The lure of Wilshire Center as a bargain location continued in the first quarter. Vacancy rates were 13.4 percent, compared with 15.1 percent in the previous quarter and 16.5 percent in the year-earlier period, according to Grubb & Ellis Co.

Good quality space in the corridor leased for $1.30 a square foot per month in the first quarter, according to Grubb & Ellis. That’s off from $1.32 in the previous quarter and $1.40 a square foot in the like period a year earlier.

By way of comparison, similar space downtown is going for more than $2.30 a square foot, while direct Westside rents are still in the $3 range.

Long considered the poor relation to the sexier Westside, Wilshire Center now sports lower vacancy rates than many West Los Angeles submarkets.

“Back in the mid-1990s, we were seeing vacancy rates of 30 and 35 percent in Mid-Wilshire,” said Chris Runyen, vice president and broker with Grubb & Ellis. “Since then, it has come down every quarter except one. Slowly, but it continues to come down.”

Los Angeles real estate developer Jerry Snyder, senior partner at J.H. Snyder Co., said the first quarter showed increased activity, even when compared to a strong 2001. Snyder owns the Wilshire Courtyard at 5700-50 Wilshire Blvd. and the Museum Square Building across the street at 5757 Wilshire Blvd.

“We have about 1 million square feet in those two buildings, and only about 100,000 square feet is not occupied. We are very busy, and I expect to fill up the space this year, if not this quarter,” he said.

Snyder, who owns an empty lot on the corner of Masselin Avenue and Wilshire Boulevard, said he turned down multiple offers in the first quarter to sell the vacant land.

“I have plans to build a 70,000-square-foot building on the site, but I am just waiting to find a single tenant (to lease the whole building),” he said. “But the offers are out there.”

Among the deals made in the first quarter: architectural firm Artiplan leased 19,000 square feet at 3287 Wilshire Blvd., in a four-year sublease from City National Bank.
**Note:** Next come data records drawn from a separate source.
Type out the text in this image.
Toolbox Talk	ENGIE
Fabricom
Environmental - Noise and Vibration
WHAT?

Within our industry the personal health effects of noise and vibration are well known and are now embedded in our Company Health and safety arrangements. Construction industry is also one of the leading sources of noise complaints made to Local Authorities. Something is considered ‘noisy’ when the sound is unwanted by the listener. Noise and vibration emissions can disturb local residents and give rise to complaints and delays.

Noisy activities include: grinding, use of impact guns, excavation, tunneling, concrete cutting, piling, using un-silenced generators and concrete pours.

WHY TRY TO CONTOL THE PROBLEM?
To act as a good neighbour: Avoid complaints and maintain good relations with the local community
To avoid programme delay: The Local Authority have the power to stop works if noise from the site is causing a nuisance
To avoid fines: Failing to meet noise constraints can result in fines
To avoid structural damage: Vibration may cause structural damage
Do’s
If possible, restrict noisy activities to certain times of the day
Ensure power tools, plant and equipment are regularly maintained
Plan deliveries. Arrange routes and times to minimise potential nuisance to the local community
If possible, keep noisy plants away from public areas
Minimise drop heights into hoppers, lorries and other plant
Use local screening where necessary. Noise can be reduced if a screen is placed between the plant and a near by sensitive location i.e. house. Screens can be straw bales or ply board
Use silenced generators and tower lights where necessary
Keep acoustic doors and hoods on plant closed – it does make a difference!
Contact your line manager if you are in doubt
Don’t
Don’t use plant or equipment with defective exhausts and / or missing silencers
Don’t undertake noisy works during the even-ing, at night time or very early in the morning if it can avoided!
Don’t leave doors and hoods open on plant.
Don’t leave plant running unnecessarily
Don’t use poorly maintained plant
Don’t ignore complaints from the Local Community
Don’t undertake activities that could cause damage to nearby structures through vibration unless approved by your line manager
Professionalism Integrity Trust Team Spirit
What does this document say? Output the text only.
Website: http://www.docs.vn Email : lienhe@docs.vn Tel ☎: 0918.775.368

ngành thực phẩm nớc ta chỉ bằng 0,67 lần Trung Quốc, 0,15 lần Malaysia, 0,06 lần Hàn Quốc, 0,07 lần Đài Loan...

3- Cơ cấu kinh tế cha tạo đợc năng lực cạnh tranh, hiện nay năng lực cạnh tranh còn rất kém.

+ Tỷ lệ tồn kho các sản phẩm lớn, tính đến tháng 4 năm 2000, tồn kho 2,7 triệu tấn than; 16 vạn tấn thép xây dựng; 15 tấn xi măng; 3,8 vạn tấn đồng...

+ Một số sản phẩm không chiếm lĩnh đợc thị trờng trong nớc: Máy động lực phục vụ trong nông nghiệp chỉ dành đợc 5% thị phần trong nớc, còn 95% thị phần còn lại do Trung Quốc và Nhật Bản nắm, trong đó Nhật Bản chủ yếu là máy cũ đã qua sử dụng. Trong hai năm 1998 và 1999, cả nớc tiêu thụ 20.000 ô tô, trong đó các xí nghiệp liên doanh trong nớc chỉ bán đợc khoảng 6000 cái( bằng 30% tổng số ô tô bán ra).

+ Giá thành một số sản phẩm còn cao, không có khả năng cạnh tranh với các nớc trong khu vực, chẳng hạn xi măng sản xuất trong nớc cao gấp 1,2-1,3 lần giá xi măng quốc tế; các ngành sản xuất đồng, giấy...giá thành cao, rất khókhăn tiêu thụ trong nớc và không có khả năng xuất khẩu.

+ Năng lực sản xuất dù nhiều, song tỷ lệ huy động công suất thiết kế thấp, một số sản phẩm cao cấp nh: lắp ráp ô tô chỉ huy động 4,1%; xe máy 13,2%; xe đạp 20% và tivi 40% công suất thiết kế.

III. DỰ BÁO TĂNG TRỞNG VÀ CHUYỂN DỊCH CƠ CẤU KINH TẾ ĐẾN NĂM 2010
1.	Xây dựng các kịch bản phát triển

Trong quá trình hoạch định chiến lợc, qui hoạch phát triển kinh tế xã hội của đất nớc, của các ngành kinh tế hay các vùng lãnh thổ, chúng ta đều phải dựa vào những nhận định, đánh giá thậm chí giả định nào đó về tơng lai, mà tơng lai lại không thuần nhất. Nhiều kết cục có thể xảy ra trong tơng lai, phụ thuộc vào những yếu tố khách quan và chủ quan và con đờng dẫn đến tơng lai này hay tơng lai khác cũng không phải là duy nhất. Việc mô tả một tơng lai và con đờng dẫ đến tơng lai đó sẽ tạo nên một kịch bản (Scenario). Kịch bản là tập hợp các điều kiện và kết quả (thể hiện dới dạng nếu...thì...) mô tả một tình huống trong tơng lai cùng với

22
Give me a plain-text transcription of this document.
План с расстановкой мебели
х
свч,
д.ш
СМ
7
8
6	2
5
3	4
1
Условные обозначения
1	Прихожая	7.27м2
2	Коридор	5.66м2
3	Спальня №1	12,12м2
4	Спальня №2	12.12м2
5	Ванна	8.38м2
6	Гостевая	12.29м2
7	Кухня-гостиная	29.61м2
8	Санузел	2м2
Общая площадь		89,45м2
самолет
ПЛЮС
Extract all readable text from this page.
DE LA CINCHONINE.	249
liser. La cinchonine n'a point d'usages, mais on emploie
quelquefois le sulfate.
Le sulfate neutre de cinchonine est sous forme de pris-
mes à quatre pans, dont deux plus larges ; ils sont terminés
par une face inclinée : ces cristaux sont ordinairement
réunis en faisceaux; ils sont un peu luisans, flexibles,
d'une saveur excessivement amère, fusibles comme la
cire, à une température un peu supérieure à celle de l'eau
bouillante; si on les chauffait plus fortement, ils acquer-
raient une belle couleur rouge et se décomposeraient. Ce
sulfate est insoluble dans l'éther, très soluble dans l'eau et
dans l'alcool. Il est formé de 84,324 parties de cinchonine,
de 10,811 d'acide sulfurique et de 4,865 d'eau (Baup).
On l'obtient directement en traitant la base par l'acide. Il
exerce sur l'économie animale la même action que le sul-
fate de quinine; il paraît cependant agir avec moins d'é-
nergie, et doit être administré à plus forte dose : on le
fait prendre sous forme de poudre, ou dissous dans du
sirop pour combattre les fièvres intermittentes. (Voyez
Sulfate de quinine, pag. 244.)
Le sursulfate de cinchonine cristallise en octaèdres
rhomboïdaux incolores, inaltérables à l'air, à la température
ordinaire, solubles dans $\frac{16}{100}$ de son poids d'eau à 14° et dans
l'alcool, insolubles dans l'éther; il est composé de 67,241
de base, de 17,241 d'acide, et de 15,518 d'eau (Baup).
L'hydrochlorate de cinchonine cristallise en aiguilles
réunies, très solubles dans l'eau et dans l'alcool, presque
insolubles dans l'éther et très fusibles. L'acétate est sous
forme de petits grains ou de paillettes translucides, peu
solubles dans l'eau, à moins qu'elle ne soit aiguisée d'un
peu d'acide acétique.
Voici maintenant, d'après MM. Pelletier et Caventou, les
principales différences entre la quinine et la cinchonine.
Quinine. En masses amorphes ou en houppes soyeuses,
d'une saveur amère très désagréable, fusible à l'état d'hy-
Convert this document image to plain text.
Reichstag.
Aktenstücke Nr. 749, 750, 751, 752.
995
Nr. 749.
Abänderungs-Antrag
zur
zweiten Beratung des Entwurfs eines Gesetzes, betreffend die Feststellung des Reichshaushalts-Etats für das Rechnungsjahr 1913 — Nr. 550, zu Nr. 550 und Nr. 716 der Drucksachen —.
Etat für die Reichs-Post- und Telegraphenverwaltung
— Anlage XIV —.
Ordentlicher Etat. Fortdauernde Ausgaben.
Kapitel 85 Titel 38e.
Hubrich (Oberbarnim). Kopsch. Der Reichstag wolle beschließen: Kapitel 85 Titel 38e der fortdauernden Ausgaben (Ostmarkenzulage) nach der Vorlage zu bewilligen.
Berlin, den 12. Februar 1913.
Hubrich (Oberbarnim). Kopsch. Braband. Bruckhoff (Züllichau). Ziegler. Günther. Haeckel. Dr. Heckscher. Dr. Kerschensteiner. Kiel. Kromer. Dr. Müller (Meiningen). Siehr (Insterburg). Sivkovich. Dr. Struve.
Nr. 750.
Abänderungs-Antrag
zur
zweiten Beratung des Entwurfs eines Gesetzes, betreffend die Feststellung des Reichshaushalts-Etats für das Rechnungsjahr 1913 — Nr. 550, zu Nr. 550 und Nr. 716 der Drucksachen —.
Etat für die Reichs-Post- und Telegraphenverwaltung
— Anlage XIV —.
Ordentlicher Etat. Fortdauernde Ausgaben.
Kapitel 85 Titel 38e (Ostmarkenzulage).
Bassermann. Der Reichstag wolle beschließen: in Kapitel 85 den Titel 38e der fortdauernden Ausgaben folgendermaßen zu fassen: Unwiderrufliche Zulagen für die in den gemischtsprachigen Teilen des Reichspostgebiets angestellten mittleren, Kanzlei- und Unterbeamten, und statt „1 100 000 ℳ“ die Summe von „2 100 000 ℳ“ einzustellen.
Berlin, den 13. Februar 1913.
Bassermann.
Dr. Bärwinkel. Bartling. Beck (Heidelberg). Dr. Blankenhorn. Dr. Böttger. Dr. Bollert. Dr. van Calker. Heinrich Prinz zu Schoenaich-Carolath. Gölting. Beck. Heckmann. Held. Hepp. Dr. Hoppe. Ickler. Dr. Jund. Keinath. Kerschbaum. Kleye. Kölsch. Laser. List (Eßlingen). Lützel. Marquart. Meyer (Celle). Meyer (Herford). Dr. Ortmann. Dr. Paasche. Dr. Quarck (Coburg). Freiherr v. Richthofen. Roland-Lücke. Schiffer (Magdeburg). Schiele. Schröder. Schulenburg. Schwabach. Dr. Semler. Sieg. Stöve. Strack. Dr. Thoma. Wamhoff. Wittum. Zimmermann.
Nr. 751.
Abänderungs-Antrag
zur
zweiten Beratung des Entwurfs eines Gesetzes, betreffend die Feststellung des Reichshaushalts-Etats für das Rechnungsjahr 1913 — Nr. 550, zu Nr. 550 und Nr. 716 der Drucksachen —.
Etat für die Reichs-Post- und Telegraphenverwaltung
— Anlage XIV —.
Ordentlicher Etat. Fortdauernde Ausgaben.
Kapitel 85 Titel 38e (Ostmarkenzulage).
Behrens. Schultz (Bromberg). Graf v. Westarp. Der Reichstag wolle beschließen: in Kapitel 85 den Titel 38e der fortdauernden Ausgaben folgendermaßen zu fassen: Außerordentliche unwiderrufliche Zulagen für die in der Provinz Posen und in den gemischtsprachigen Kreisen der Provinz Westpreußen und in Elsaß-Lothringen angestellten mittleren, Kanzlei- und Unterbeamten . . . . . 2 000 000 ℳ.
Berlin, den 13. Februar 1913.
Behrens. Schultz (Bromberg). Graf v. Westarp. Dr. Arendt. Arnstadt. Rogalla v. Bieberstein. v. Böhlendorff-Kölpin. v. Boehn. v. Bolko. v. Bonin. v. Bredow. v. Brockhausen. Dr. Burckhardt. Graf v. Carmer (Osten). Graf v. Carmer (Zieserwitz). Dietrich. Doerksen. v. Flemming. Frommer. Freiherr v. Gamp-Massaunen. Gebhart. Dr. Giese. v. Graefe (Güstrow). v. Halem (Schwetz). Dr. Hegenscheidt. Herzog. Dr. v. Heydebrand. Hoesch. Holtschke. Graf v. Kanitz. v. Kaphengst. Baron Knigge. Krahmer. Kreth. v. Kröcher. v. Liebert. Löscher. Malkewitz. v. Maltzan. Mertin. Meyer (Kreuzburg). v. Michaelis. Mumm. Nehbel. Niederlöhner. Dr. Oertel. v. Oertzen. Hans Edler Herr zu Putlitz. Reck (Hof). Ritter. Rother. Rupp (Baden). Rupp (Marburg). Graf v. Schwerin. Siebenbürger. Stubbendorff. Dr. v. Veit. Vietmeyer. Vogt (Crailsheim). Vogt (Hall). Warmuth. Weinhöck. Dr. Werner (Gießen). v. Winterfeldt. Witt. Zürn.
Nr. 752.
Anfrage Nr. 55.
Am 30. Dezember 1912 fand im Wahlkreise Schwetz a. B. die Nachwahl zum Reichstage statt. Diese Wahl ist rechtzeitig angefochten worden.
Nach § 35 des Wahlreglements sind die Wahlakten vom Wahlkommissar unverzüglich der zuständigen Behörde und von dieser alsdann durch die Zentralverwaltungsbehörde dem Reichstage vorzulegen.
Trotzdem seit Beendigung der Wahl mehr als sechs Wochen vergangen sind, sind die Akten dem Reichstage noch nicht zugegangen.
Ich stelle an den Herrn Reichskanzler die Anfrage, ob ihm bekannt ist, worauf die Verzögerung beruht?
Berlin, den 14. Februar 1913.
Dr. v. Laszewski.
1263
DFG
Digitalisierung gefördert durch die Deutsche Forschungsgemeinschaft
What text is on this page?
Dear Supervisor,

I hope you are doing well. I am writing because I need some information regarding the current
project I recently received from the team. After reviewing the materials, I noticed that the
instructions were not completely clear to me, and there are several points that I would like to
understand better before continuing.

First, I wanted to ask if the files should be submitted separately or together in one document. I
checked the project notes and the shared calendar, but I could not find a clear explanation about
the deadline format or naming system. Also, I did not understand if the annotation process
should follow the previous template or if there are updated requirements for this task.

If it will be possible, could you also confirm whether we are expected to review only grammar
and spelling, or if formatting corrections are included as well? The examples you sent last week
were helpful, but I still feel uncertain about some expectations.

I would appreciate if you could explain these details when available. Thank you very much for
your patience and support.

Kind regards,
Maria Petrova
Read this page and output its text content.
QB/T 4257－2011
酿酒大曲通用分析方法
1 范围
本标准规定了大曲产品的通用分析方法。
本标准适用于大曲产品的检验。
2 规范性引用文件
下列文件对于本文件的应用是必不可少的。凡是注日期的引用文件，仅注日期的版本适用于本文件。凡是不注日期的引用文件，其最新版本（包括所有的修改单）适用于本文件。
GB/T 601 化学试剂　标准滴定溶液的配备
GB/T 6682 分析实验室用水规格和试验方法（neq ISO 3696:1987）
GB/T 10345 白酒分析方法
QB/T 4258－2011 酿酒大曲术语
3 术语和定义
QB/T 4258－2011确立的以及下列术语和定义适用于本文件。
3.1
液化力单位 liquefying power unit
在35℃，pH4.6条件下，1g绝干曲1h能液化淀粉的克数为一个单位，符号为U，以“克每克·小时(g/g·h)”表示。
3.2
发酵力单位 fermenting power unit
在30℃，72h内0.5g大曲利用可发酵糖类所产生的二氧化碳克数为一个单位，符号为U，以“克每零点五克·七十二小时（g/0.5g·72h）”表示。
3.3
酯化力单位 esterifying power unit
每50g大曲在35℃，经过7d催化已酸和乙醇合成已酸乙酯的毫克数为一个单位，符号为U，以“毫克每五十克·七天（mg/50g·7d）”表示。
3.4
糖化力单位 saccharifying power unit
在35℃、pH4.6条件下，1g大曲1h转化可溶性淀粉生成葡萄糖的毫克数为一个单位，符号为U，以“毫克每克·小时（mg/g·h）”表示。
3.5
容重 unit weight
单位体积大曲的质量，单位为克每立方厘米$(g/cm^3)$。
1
The lease rate is 80 cents a square foot per month, but Artiplan will make $600,000 in improvements on its own, raising the effective lease rate to about $1.50 a square foot.

Hachette Filipacchi Media, a global magazine publisher, renewed and expanded its lease at 5670 Wilshire Blvd. The company increased its space from 10,000 to 12,500 square feet in a five-year, $1.6 million deal.

Retail boost

The market, Snyder said, will be bolstered by the opening of The Grove, a 575,000-square-foot shopping and entertainment complex next to the long-established Farmer’s Market at Third Street and Fairfax Avenue.

East of Museum Row along Wilshire, Jamison Properties Inc. principal Dr. David Lee remains a major force in the office market, and is said to command 90 percent of available space. In the first quarter, he ventured off Wilshire Boulevard by a block, buying a 75,000-square-foot office building at 3550 W. 6th St. for $4 million.

Lee, who owns more than 7 million square feet of space in Koreatown, is able to rent space at below market rates of $1 a square foot because he purchased many of his buildings at discount prices in the mid-1990s.

Lee and other investors are in some ways prospecting atop public transportation Wilshire Boulevard has subway stops at Alvarado Street, Normandie Avenue, Western Avenue and Vermont Streets. No other part of town is so connected to the subway system.

“As roadways become more clogged, those office markets with access to public transportation be it downtown, or along the subway, stand to benefit,” said Dan Rosenfeld, principle at downtown-based Urban Partners, and an expert on urban land use.